Les difficultés économiques que nous allons rencontrer vont avoir des conséquences négatives sur les revenus et les profits des entreprises. Or certaines entreprises se sont beaucoup endettées pendant la période de haut de cycle. Des fonds de private equity ont privatisé des entreprises de manière à les restructurer et à essayer de stimuler leurs profits afin de gagner une plus-value en remettant l’entreprise éventuellement sur le marché boursier ou en la revendant à d’autres fonds de private equity avec des niveaux très élevés d’endettement. Le succès de cet endettement dépend du niveau élevé de la bourse. 2009 risque d’être difficile pour ces entreprises dans la période de récession que nous devrions connaître. Plus clairement, les prêts risquent de ne pas être remboursés et les entreprises devraient se retrouver dans une situation insolvable.

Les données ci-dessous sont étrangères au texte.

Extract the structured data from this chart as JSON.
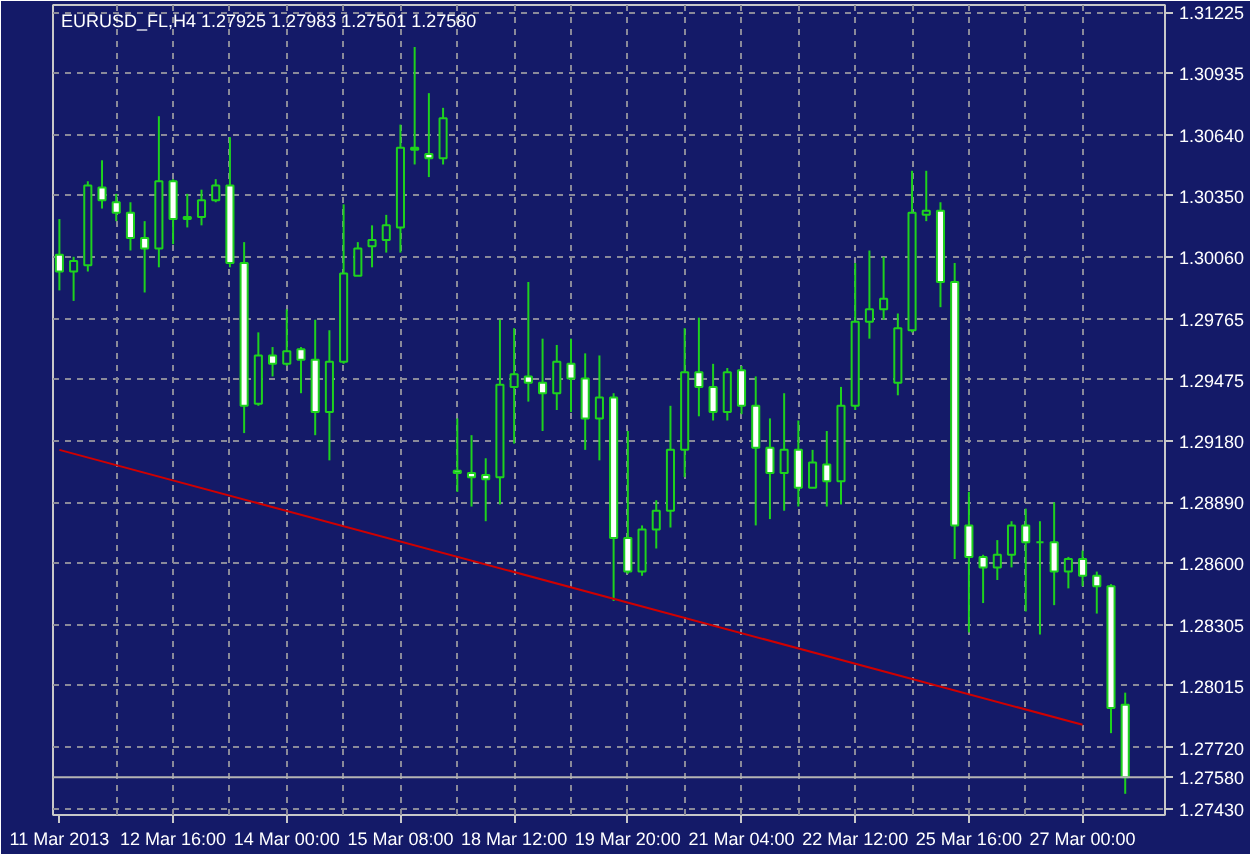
{
  "chart_data": {
    "type": "candlestick",
    "title": "EURUSD_FL,H4 1.27925 1.27983 1.27501 1.27580",
    "categories": [
      "11 Mar 2013",
      null,
      null,
      null,
      null,
      null,
      null,
      null,
      "12 Mar 16:00",
      null,
      null,
      null,
      null,
      null,
      null,
      null,
      "14 Mar 00:00",
      null,
      null,
      null,
      null,
      null,
      null,
      null,
      "15 Mar 08:00",
      null,
      null,
      null,
      null,
      null,
      null,
      null,
      "18 Mar 12:00",
      null,
      null,
      null,
      null,
      null,
      null,
      null,
      "19 Mar 20:00",
      null,
      null,
      null,
      null,
      null,
      null,
      null,
      "21 Mar 04:00",
      null,
      null,
      null,
      null,
      null,
      null,
      null,
      "22 Mar 12:00",
      null,
      null,
      null,
      null,
      null,
      null,
      null,
      "25 Mar 16:00",
      null,
      null,
      null,
      null,
      null,
      null,
      null,
      "27 Mar 00:00",
      null,
      null,
      null
    ],
    "ohlc": [
      [
        1.3007,
        1.3024,
        1.299,
        1.2999
      ],
      [
        1.2999,
        1.3006,
        1.2985,
        1.3004
      ],
      [
        1.3002,
        1.3042,
        1.2999,
        1.304
      ],
      [
        1.3039,
        1.3052,
        1.3029,
        1.3033
      ],
      [
        1.3032,
        1.3036,
        1.3023,
        1.3027
      ],
      [
        1.3027,
        1.3032,
        1.3009,
        1.3015
      ],
      [
        1.3015,
        1.3023,
        1.2989,
        1.301
      ],
      [
        1.301,
        1.3073,
        1.3001,
        1.3042
      ],
      [
        1.3042,
        1.3043,
        1.3012,
        1.3024
      ],
      [
        1.3025,
        1.3036,
        1.302,
        1.3024
      ],
      [
        1.3025,
        1.3038,
        1.3021,
        1.3033
      ],
      [
        1.3033,
        1.3043,
        1.3032,
        1.304
      ],
      [
        1.304,
        1.3063,
        1.3001,
        1.3003
      ],
      [
        1.3003,
        1.3013,
        1.2922,
        1.2935
      ],
      [
        1.2936,
        1.297,
        1.2935,
        1.2959
      ],
      [
        1.2959,
        1.2963,
        1.2949,
        1.2955
      ],
      [
        1.2955,
        1.2981,
        1.2954,
        1.2961
      ],
      [
        1.2962,
        1.2963,
        1.2941,
        1.2957
      ],
      [
        1.2957,
        1.2976,
        1.2921,
        1.2932
      ],
      [
        1.2932,
        1.2971,
        1.2909,
        1.2956
      ],
      [
        1.2956,
        1.3031,
        1.2955,
        1.2998
      ],
      [
        1.2997,
        1.3013,
        1.2997,
        1.301
      ],
      [
        1.3011,
        1.3021,
        1.3001,
        1.3014
      ],
      [
        1.3014,
        1.3026,
        1.3008,
        1.3021
      ],
      [
        1.302,
        1.3069,
        1.3008,
        1.3058
      ],
      [
        1.3058,
        1.3106,
        1.305,
        1.3057
      ],
      [
        1.3055,
        1.3084,
        1.3044,
        1.3053
      ],
      [
        1.3053,
        1.3077,
        1.305,
        1.3072
      ],
      [
        1.2904,
        1.2929,
        1.2894,
        1.2903
      ],
      [
        1.2903,
        1.2921,
        1.2887,
        1.2901
      ],
      [
        1.2902,
        1.291,
        1.288,
        1.29
      ],
      [
        1.2901,
        1.2976,
        1.2888,
        1.2945
      ],
      [
        1.2944,
        1.2972,
        1.2917,
        1.295
      ],
      [
        1.2949,
        1.2994,
        1.2937,
        1.2946
      ],
      [
        1.2946,
        1.2967,
        1.2923,
        1.2941
      ],
      [
        1.2941,
        1.2964,
        1.2933,
        1.2956
      ],
      [
        1.2955,
        1.2967,
        1.2932,
        1.2948
      ],
      [
        1.2948,
        1.296,
        1.2914,
        1.2929
      ],
      [
        1.2929,
        1.2959,
        1.2909,
        1.2939
      ],
      [
        1.2939,
        1.2941,
        1.2842,
        1.2872
      ],
      [
        1.2872,
        1.2923,
        1.2855,
        1.2856
      ],
      [
        1.2856,
        1.2878,
        1.2854,
        1.2876
      ],
      [
        1.2876,
        1.289,
        1.2867,
        1.2885
      ],
      [
        1.2885,
        1.2935,
        1.2877,
        1.2914
      ],
      [
        1.2914,
        1.2972,
        1.2901,
        1.2951
      ],
      [
        1.2951,
        1.2977,
        1.293,
        1.2944
      ],
      [
        1.2944,
        1.2955,
        1.2928,
        1.2932
      ],
      [
        1.2932,
        1.2953,
        1.2928,
        1.2951
      ],
      [
        1.2952,
        1.2954,
        1.2931,
        1.2935
      ],
      [
        1.2935,
        1.2949,
        1.2878,
        1.2915
      ],
      [
        1.2915,
        1.2929,
        1.2881,
        1.2903
      ],
      [
        1.2903,
        1.2941,
        1.2885,
        1.2914
      ],
      [
        1.2914,
        1.2928,
        1.2887,
        1.2896
      ],
      [
        1.2896,
        1.2914,
        1.2896,
        1.2908
      ],
      [
        1.2907,
        1.2923,
        1.2887,
        1.2899
      ],
      [
        1.2899,
        1.2944,
        1.2888,
        1.2935
      ],
      [
        1.2935,
        1.3003,
        1.2933,
        1.2975
      ],
      [
        1.2975,
        1.3009,
        1.2967,
        1.2981
      ],
      [
        1.2981,
        1.3006,
        1.2976,
        1.2986
      ],
      [
        1.2946,
        1.2979,
        1.294,
        1.2972
      ],
      [
        1.2971,
        1.3047,
        1.297,
        1.3027
      ],
      [
        1.3026,
        1.3047,
        1.3023,
        1.3028
      ],
      [
        1.3028,
        1.3032,
        1.2982,
        1.2994
      ],
      [
        1.2994,
        1.3003,
        1.2862,
        1.2878
      ],
      [
        1.2878,
        1.2894,
        1.2827,
        1.2863
      ],
      [
        1.2863,
        1.2864,
        1.2841,
        1.2858
      ],
      [
        1.2858,
        1.2871,
        1.2852,
        1.2864
      ],
      [
        1.2864,
        1.288,
        1.2858,
        1.2878
      ],
      [
        1.2878,
        1.2886,
        1.2837,
        1.287
      ],
      [
        1.287,
        1.288,
        1.2826,
        1.287
      ],
      [
        1.287,
        1.2889,
        1.284,
        1.2856
      ],
      [
        1.2856,
        1.2863,
        1.2848,
        1.2862
      ],
      [
        1.2862,
        1.2866,
        1.2849,
        1.2854
      ],
      [
        1.2854,
        1.2856,
        1.2836,
        1.2849
      ],
      [
        1.2849,
        1.285,
        1.2779,
        1.2791
      ],
      [
        1.27925,
        1.27983,
        1.27501,
        1.2758
      ]
    ],
    "color": "#1ed21e",
    "colors": [
      "#ffffff",
      "#141a68",
      "#141a68",
      "#ffffff",
      "#ffffff",
      "#ffffff",
      "#ffffff",
      "#141a68",
      "#ffffff",
      "#ffffff",
      "#141a68",
      "#141a68",
      "#ffffff",
      "#ffffff",
      "#141a68",
      "#ffffff",
      "#141a68",
      "#ffffff",
      "#ffffff",
      "#141a68",
      "#141a68",
      "#141a68",
      "#141a68",
      "#141a68",
      "#141a68",
      "#ffffff",
      "#ffffff",
      "#141a68",
      "#ffffff",
      "#ffffff",
      "#ffffff",
      "#141a68",
      "#141a68",
      "#ffffff",
      "#ffffff",
      "#141a68",
      "#ffffff",
      "#ffffff",
      "#141a68",
      "#ffffff",
      "#ffffff",
      "#141a68",
      "#141a68",
      "#141a68",
      "#141a68",
      "#ffffff",
      "#ffffff",
      "#141a68",
      "#ffffff",
      "#ffffff",
      "#ffffff",
      "#141a68",
      "#ffffff",
      "#141a68",
      "#ffffff",
      "#141a68",
      "#141a68",
      "#141a68",
      "#141a68",
      "#141a68",
      "#141a68",
      "#141a68",
      "#ffffff",
      "#ffffff",
      "#ffffff",
      "#ffffff",
      "#141a68",
      "#141a68",
      "#ffffff",
      "#1ed21e",
      "#ffffff",
      "#141a68",
      "#ffffff",
      "#ffffff",
      "#ffffff",
      "#ffffff"
    ],
    "series": [
      {
        "type": "line",
        "x": [
          "11 Mar 2013",
          "27 Mar 00:00"
        ],
        "values": [
          1.2914,
          1.2783
        ],
        "color": "#d00000"
      }
    ],
    "ylim": [
      1.274,
      1.3126
    ],
    "yticks": [
      {
        "value": 1.2743,
        "label": "1.27430"
      },
      {
        "value": 1.2772,
        "label": "1.27720"
      },
      1.28015,
      1.28305,
      {
        "value": 1.286,
        "label": "1.28600"
      },
      {
        "value": 1.2889,
        "label": "1.28890"
      },
      {
        "value": 1.2918,
        "label": "1.29180"
      },
      1.29475,
      1.29765,
      {
        "value": 1.3006,
        "label": "1.30060"
      },
      {
        "value": 1.3035,
        "label": "1.30350"
      },
      {
        "value": 1.3064,
        "label": "1.30640"
      },
      1.30935,
      1.31225
    ],
    "ref_lines": [
      {
        "axis": "y",
        "value": 1.2758,
        "label": "1.27580",
        "color": "#b4b4b4"
      }
    ],
    "grid": true
  }
}
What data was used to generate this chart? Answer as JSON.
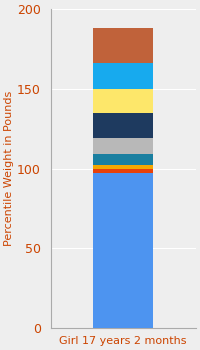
{
  "category": "Girl 17 years 2 months",
  "segments": [
    {
      "value": 97,
      "color": "#4d94f0"
    },
    {
      "value": 3,
      "color": "#e8420a"
    },
    {
      "value": 2,
      "color": "#f5a800"
    },
    {
      "value": 7,
      "color": "#1a7fa0"
    },
    {
      "value": 10,
      "color": "#b8b8b8"
    },
    {
      "value": 16,
      "color": "#1e3a5f"
    },
    {
      "value": 15,
      "color": "#fde76a"
    },
    {
      "value": 16,
      "color": "#17aaee"
    },
    {
      "value": 22,
      "color": "#c0623a"
    }
  ],
  "ylabel": "Percentile Weight in Pounds",
  "ylim": [
    0,
    200
  ],
  "yticks": [
    0,
    50,
    100,
    150,
    200
  ],
  "background_color": "#eeeeee",
  "tick_color": "#cc4400",
  "label_color": "#cc4400",
  "xlabel_fontsize": 8,
  "ylabel_fontsize": 8,
  "tick_fontsize": 9,
  "bar_width": 0.5,
  "grid_color": "#ffffff",
  "spine_color": "#aaaaaa"
}
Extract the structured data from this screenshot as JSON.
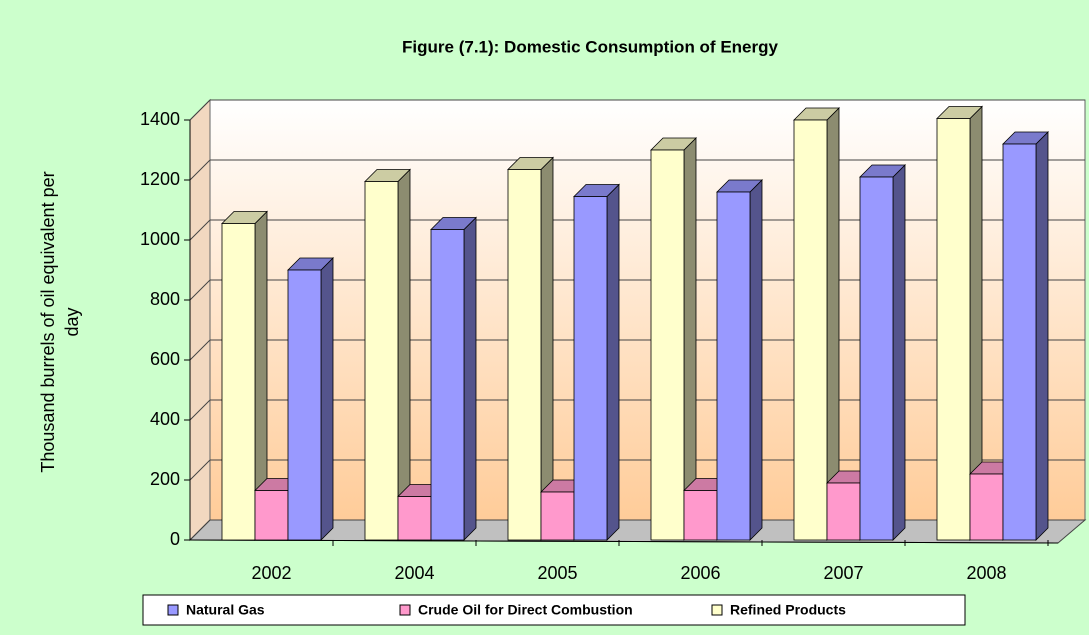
{
  "chart_data": {
    "type": "bar3d",
    "title": "Figure (7.1): Domestic Consumption of Energy",
    "ylabel": "Thousand burrels of oil equivalent per day",
    "categories": [
      "2002",
      "2004",
      "2005",
      "2006",
      "2007",
      "2008"
    ],
    "series": [
      {
        "name": "Natural Gas",
        "color": "#9999ff",
        "values": [
          900,
          1035,
          1145,
          1160,
          1210,
          1320
        ]
      },
      {
        "name": "Crude Oil for Direct Combustion",
        "color": "#ff99cc",
        "values": [
          165,
          145,
          160,
          165,
          190,
          220
        ]
      },
      {
        "name": "Refined Products",
        "color": "#ffffcc",
        "values": [
          1055,
          1195,
          1235,
          1300,
          1400,
          1405
        ]
      }
    ],
    "ylim": [
      0,
      1400
    ],
    "yticks": [
      0,
      200,
      400,
      600,
      800,
      1000,
      1200,
      1400
    ],
    "grid": true
  }
}
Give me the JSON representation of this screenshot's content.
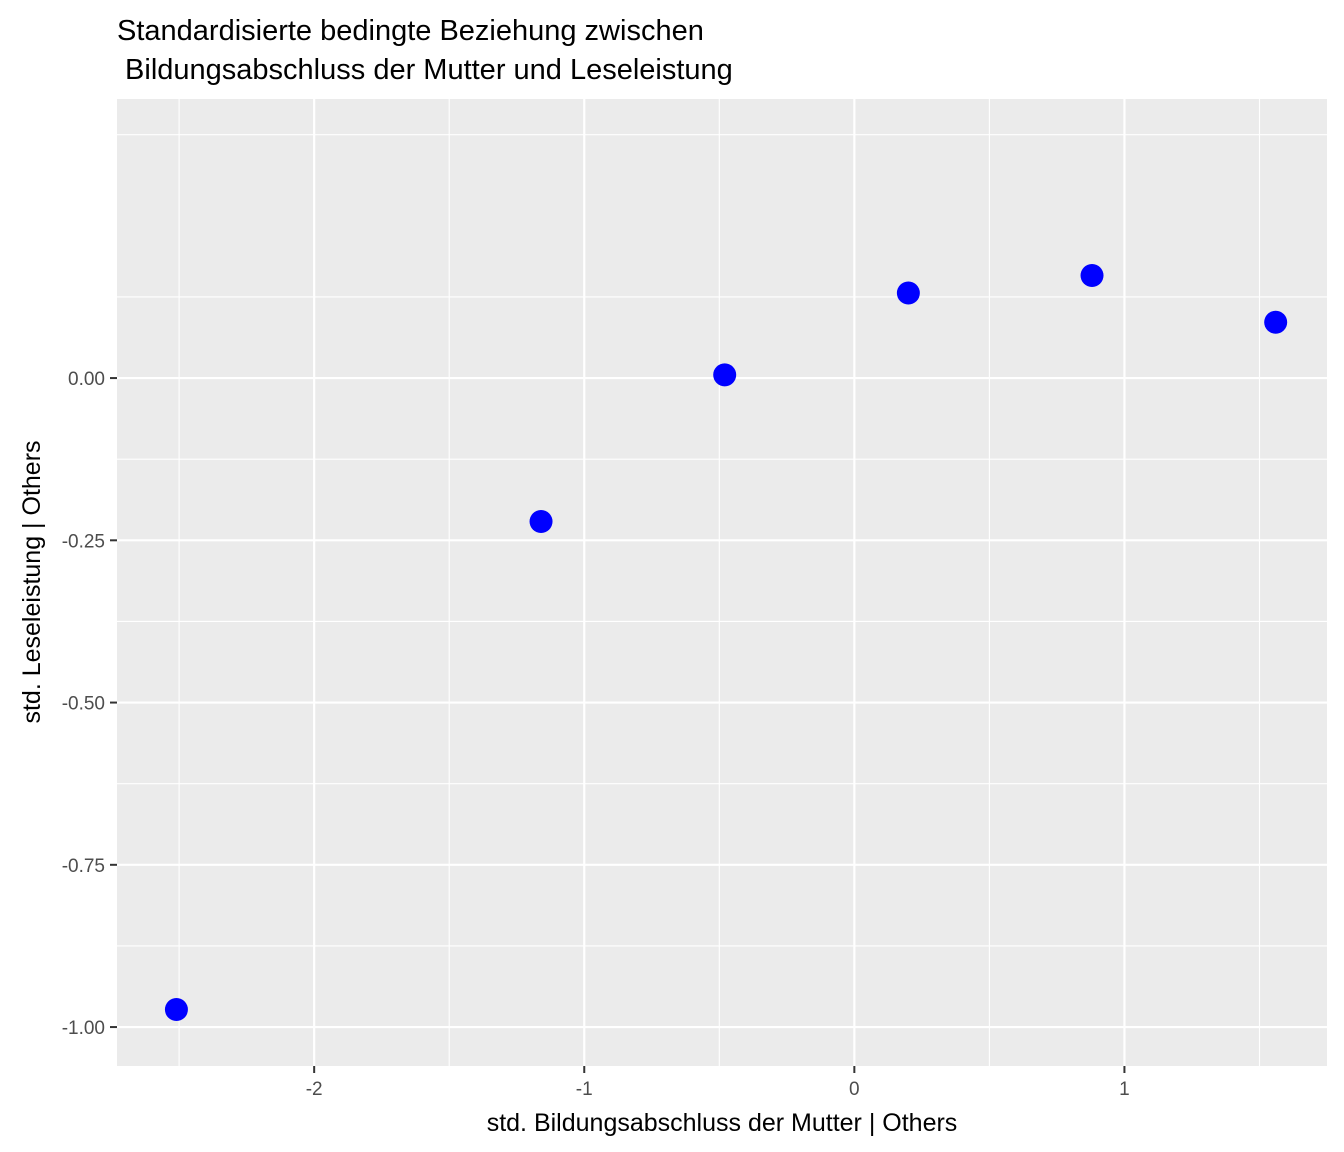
{
  "chart_data": {
    "type": "scatter",
    "title_lines": [
      "Standardisierte bedingte Beziehung zwischen",
      " Bildungsabschluss der Mutter und Leseleistung"
    ],
    "xlabel": "std. Bildungsabschluss der Mutter | Others",
    "ylabel": "std. Leseleistung | Others",
    "xlim": [
      -2.73,
      1.75
    ],
    "ylim": [
      -1.06,
      0.43
    ],
    "x_ticks": [
      -2,
      -1,
      0,
      1
    ],
    "x_tick_labels": [
      "-2",
      "-1",
      "0",
      "1"
    ],
    "y_ticks": [
      0.0,
      -0.25,
      -0.5,
      -0.75,
      -1.0
    ],
    "y_tick_labels": [
      "0.00",
      "-0.25",
      "-0.50",
      "-0.75",
      "-1.00"
    ],
    "grid": true,
    "point_color": "#0000ff",
    "panel_background": "#ebebeb",
    "gridline_color": "#ffffff",
    "points": [
      {
        "x": -2.51,
        "y": -0.973
      },
      {
        "x": -1.16,
        "y": -0.221
      },
      {
        "x": -0.48,
        "y": 0.005
      },
      {
        "x": 0.2,
        "y": 0.131
      },
      {
        "x": 0.88,
        "y": 0.158
      },
      {
        "x": 1.56,
        "y": 0.086
      }
    ]
  }
}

C’est l’effet de second tour. La crise financière provoque la récession économique qui met en difficulté d’autres agents endettés qui ne l’auraient pas été initialement créant une nouvelle couche de dette dans les banques et affaiblissant les bilans bancaires au moment même où on cherche à les recapitaliser. Cela risque de prolonger davantage la phase de restructuration. D’où l’importance de mener des politiques économiques au niveau des gouvernements pour soutenir la conjoncture.

Au-delà des LBO, une autre situation dans lesquels les entreprises auraient été imprudentes et se seraient grandement endettées, est celle du rachat de ses propres actions afin d’augmenter les rendements des actionnaires. Cette pratique a été très à la mode dans les années d’euphorie...
En effet, ces entreprises ont beaucoup de dettes et ont moins d’actions puisqu’elles ont détruit leurs propres actions pour augmenter le rendement des actions qui restaient. Ces entreprises pourraient se retrouver en difficulté en n’ayant pas les profits nécessaires pour rembourser les dettes pour lesquelles elles se sont engagées.

Certains à l’instar de Jean Hervé Lorenzi estiment que ce qui pourrait véritablement calmer les marchés serait la mise en place d’un nouveau Bretton Woods. Qu’en pensez-vous ?
Je ne suis pas du tout favorable à un Bretton Woods entendu comme la mise en place d’un système de fixation des changes. En revanche, nous aurons assurément besoin d’une concertation mondiale pour pouvoir gérer le système monétaire et les problèmes d’interdépendance.